Our webapp has a feature that allows users to import data by sending emails to a specific email address. When the emails are received by our app, they are processed differently depending on who sent them. We look at the "sender" field of the email, and match it to a user in our database. Once the user who sent the email has been determined, we handle that email based on that user's personal settings.
This has generally been working fine for most users. However, certain users were complaining that their emails weren't getting processed. When we looked into it, we found that their email server was adding information to the senders email address, and this caused the email address not to match what was in our User table in the database. For example, the user's email might be testuser@example.com
in the database, but the "sender" field in the email we received would be something like btv1==502867923ab==testuser@example.com
. Some research suggested this was caused by Bounce Address Tag Validation (BATV) being used by the sender's server.

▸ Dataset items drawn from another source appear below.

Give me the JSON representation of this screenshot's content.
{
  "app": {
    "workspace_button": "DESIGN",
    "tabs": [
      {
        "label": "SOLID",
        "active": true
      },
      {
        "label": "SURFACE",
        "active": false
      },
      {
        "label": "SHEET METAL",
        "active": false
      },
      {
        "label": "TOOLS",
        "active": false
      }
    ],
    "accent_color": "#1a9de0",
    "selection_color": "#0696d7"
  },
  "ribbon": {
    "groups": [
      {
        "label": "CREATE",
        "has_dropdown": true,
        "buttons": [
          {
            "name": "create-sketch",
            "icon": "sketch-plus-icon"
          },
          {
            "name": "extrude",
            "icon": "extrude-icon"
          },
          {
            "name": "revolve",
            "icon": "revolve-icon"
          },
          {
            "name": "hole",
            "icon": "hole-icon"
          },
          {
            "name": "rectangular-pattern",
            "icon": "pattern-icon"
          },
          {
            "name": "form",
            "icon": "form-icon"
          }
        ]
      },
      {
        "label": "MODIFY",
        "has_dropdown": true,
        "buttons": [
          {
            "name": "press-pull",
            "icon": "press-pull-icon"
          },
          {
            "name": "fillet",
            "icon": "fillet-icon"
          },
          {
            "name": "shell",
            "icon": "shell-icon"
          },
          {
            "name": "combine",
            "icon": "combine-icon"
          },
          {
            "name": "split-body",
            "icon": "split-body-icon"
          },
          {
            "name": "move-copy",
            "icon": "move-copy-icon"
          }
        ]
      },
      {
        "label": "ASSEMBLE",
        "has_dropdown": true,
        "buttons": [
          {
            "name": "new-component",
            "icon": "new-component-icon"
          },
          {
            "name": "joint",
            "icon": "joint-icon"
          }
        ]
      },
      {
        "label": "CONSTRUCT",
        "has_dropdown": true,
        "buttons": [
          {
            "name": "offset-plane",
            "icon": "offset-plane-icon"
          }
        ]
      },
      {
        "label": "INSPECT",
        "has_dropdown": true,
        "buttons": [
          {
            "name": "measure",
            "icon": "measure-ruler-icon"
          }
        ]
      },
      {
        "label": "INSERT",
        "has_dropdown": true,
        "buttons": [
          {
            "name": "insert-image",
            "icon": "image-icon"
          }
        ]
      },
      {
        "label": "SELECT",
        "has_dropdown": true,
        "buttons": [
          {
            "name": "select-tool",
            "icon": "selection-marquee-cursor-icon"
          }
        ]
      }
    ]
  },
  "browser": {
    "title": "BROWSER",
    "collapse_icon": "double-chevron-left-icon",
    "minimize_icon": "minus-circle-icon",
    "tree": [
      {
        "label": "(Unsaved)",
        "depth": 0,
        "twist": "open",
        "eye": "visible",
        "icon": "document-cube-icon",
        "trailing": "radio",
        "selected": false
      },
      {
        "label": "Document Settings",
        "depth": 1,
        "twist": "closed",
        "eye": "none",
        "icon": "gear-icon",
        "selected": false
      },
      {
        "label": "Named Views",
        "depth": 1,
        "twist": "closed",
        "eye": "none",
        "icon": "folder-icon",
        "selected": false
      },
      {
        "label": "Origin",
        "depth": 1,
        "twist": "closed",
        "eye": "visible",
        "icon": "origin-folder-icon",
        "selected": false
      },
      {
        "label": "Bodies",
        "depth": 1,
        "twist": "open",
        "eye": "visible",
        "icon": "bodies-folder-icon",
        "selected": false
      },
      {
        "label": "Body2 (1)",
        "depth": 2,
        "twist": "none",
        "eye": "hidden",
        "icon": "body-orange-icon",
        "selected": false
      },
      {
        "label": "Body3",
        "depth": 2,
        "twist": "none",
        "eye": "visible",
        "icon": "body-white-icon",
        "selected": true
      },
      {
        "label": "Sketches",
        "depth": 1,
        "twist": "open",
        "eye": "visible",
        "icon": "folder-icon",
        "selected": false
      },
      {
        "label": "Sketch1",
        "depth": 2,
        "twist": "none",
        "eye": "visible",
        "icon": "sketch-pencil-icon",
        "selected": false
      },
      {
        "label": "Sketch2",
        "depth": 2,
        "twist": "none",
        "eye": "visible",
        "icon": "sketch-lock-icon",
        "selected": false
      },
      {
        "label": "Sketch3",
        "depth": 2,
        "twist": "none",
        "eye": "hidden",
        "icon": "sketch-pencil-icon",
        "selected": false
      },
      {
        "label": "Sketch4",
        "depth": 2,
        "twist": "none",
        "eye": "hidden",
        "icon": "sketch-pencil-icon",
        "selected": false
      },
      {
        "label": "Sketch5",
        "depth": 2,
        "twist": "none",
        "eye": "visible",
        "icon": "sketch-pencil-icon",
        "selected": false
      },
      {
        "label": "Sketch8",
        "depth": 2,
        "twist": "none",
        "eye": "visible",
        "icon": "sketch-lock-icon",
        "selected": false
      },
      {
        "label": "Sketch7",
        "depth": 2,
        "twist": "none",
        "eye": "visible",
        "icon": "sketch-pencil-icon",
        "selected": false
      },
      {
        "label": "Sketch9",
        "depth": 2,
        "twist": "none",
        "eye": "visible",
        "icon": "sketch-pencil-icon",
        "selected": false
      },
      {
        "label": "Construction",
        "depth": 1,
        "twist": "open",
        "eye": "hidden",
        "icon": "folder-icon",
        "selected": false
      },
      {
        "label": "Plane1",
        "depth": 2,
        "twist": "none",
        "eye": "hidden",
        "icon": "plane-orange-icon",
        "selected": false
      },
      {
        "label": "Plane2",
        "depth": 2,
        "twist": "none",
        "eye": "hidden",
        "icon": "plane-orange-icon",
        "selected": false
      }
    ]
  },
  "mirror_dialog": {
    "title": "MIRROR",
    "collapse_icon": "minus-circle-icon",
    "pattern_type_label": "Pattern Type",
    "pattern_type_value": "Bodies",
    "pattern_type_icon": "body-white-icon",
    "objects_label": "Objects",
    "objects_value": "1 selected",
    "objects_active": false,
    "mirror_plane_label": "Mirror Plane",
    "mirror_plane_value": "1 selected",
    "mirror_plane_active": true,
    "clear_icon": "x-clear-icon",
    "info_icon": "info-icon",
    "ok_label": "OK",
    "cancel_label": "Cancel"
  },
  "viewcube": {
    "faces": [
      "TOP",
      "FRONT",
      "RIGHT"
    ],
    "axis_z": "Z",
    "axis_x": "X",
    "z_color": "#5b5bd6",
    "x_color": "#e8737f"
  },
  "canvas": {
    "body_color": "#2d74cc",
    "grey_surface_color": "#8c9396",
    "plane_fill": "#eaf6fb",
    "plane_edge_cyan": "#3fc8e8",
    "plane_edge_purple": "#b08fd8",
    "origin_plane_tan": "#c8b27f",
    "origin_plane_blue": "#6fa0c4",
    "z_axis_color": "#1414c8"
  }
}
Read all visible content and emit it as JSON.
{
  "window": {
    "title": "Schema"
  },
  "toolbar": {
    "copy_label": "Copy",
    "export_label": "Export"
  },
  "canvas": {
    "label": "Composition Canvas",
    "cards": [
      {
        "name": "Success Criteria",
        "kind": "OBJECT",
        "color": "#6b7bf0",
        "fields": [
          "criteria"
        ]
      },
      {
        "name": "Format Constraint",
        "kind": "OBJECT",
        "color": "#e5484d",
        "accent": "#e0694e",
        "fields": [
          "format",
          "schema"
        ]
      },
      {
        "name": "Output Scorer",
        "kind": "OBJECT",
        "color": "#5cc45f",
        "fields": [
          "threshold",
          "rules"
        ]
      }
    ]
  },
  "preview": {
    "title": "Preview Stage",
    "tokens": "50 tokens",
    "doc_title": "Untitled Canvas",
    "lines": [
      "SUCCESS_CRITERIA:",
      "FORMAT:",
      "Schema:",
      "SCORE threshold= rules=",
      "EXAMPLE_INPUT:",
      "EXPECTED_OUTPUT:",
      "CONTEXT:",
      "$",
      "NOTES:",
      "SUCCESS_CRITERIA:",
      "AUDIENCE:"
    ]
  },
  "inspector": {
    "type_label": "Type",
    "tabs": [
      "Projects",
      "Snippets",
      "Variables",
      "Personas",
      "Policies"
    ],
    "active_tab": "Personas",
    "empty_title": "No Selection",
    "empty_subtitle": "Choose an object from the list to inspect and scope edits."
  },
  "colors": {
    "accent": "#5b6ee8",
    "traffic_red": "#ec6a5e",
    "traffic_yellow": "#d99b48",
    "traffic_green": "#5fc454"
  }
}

We need to be able to extract the canonical email address from the "sender" field provided to us, so we can match it to our user table. One of the other developers here wrote a function to do this, and submitted it to me for code review. This is what he wrote (C#):
private static string SanitizeEmailSender(string sender)
{
if (sender == null)
return null;
return System.Text.RegularExpressions.Regex.Replace(
sender,
@"^((btv1==.{11}==)|(prvs=.{9}=))",
"",
System.Text.RegularExpressions.RegexOptions.None);
}
The regex pattern here covers the specific cases we've seen in our email logs. My concern is that the regex might be too specific. Are btv1
and prvs
the only prefixes used in these tags? Are there always exactly 9 characters after prvs=
? Are there other email sender tagging schemes other than BATV that we need to look out for? What I don't want is to put this fix in production just to find out next month that we need to fix it again because there were other cases we didn't consider.
My gut instinct was to just trim the email address to only include the part after the last =
. However, research suggests that =
is a valid character in email addresses and thus may be part of the user's canonical email address. I personally have never seen =
used in an email address outside some kind of tagging or sub-addressing scheme, but you never know. Murphy's law suggests that the minute I assume a user will never have a certain character in their email address, somebody with that sort of address will immediately sign up.
My question is: is there a industry-accepted reliable way to extract a user's canonical email address given a longer address that may include BATV or other tags? Failing that, is there at least a more reliable way than what we've got so far? Or is what we've got actually sufficient?